»Fassen Sie sich kurz«, sagt die Frau. »Ich mag keine Fremden und habe auch kein Interesse daran, meine Nachbarn kennen zu lernen. Ich wohne hier, weil ich keine Lust auf Nachbarn habe. Falls es Ihnen noch nicht aufgefallen sein sollte, ist das hier keine Neighborhood, sondern eine Gegend, wohin die Leute ziehen, um ungestört zu sein und ihre Ruhe zu haben.«
»Was meinen Sie mit das hier?«, treibt Lucy ihr Spiel weiter. Sie erkennt sofort, dass sie eine egoistische, verwöhnte, reiche Zicke vor sich hat, und stellt sich ein wenig naiv. »Ihr Haus oder die Gegend hier?«
»Was?« Die ablehnende Haltung der Frau wird kurz von Verwirrung abgelöst. »Wovon reden Sie?«
»Davon, was nebenan bei mir passiert ist. Er war wieder da«, erwidert Lucy, als ob die Frau genau wüsste, worum es geht. »Es kann heute am frühen Morgen gewesen sein, aber ich bin nicht sicher, weil ich seit gestern auswärts war und gerade erst mit dem Helikopter in Boca Raton angekommen bin. Ich habe keine Ahnung, was er will, aber ich mache mir Sorgen um Sie. Es wäre wirklich nicht richtig, wenn Sie von der Bugwelle mitgerissen würden, falls Sie verstehen, was ich meine.«
»Oh«, sagt sie. Am Wellenbrecher hinter ihrem Haus liegt ein ausgesprochen schickes Boot, und sicher weiß sie genau, was eine Bugwelle ist und wie unangenehm und möglicherweise fatal es sein kann, hineinzugeraten. »Wie können Sie als Polizistin in so einem Haus leben?«, fragt sie, ohne zu Lucys lachsfarbener Villa im mediterranen Stil hinüberzuschauen. »Was für ein Helikopter?
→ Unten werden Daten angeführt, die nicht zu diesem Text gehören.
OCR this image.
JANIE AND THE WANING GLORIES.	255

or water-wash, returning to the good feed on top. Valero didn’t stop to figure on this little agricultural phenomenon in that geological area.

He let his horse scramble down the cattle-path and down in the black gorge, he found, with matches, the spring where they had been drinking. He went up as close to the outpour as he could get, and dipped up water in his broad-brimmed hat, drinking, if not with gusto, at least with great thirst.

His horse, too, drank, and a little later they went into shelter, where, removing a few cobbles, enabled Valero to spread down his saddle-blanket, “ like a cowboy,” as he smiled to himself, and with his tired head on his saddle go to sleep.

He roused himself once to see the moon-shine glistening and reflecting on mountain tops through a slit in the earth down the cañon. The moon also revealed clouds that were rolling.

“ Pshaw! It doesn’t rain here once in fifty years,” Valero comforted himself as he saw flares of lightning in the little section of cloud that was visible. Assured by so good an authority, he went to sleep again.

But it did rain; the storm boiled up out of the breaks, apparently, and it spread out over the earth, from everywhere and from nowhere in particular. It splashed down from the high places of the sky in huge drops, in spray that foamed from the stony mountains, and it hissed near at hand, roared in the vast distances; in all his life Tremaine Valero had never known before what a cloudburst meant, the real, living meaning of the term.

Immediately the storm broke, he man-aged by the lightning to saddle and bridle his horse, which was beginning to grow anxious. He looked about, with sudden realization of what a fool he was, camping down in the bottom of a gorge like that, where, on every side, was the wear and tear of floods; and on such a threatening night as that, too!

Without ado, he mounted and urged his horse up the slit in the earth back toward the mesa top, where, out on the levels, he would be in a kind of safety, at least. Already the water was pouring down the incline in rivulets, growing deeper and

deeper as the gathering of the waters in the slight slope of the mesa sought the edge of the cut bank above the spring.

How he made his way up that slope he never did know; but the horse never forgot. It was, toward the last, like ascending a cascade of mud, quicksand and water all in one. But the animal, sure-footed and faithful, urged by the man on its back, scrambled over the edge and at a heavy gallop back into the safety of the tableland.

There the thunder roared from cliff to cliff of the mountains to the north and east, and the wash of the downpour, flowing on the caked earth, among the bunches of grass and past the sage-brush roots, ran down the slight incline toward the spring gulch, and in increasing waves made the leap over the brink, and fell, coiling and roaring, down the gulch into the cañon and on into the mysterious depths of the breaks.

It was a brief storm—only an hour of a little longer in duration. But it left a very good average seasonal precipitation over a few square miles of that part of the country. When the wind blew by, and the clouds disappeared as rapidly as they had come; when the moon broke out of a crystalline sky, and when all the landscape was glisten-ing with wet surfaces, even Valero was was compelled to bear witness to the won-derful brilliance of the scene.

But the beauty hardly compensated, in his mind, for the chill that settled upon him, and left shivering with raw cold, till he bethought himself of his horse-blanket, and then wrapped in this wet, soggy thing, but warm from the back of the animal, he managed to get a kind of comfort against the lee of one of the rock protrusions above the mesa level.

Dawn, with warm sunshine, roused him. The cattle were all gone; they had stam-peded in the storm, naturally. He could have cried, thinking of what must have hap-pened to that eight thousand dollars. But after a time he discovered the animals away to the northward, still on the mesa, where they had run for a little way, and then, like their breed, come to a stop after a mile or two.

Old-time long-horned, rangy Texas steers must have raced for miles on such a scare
Jetzt sagen Sie nicht, dass Sie auch einen Helikopter besitzen.«
»Mein Gott, Sie sind ganz nah dran«, seufzt Lucy resigniert. »Es ist eine lange Geschichte, und sie hat mit Hollywood zu tun. Ich bin erst vor kurzem von L.A. hierher gezogen. Ich hätte besser in Beverly Hills bleiben sollen, wo ich hingehöre. Aber dieser verdammte Film, verzeihen Sie mir die Ausdrucksweise. Tja, ich bin sicher, Sie haben schon davon gehört, wie aufwändig es ist, einen Film zu machen, und welche Umstände es bedeutet, an Originalschauplätzen zu drehen.«
»Nebenan?« Ihre Augen weiten sich. »Sie wollen nebenan in Ihrem Haus einen Film drehen?«
»Ich finde, es ist keine gute Idee, dieses Gespräch hier draußen zu führen.« Lucy sieht sich vorsichtig um. »Haben Sie was dagegen, wenn ich reinkomme? Aber Sie müssen mir versprechen, dass alles unter uns bleibt. Wenn es sich herumspricht … tja, Sie können es sich ja denken.«
»Ha!« Die Frau deutet mit dem Finger auf Lucy und zeigt beim Lächeln die Zähne. »Ich wusste, dass Sie ein Promi sind.«
»Nein! Bitte sagen Sie jetzt nicht, dass ich so leicht zu durchschauen bin!«, meint Lucy erschrocken, als sie in das minimalistisch ganz in Weiß eingerichtete Wohnzimmer tritt, dessen Glasfront über zwei Etagen reicht und Blick auf eine mit Granit gepflasterte Terrasse, den Pool und das acht Meter lange Rennboot freigibt. Lucy bezweifelt, dass ihre verwöhnte und eitle Nachbarin überhaupt weiß, wie man das Boot anlässt, geschweige denn damit fährt. Es trägt den Namen It’s Settled und ist sicher auf Grand Cayman registriert, einer Karibikinsel, auf der es keine Einkommensteuer gibt.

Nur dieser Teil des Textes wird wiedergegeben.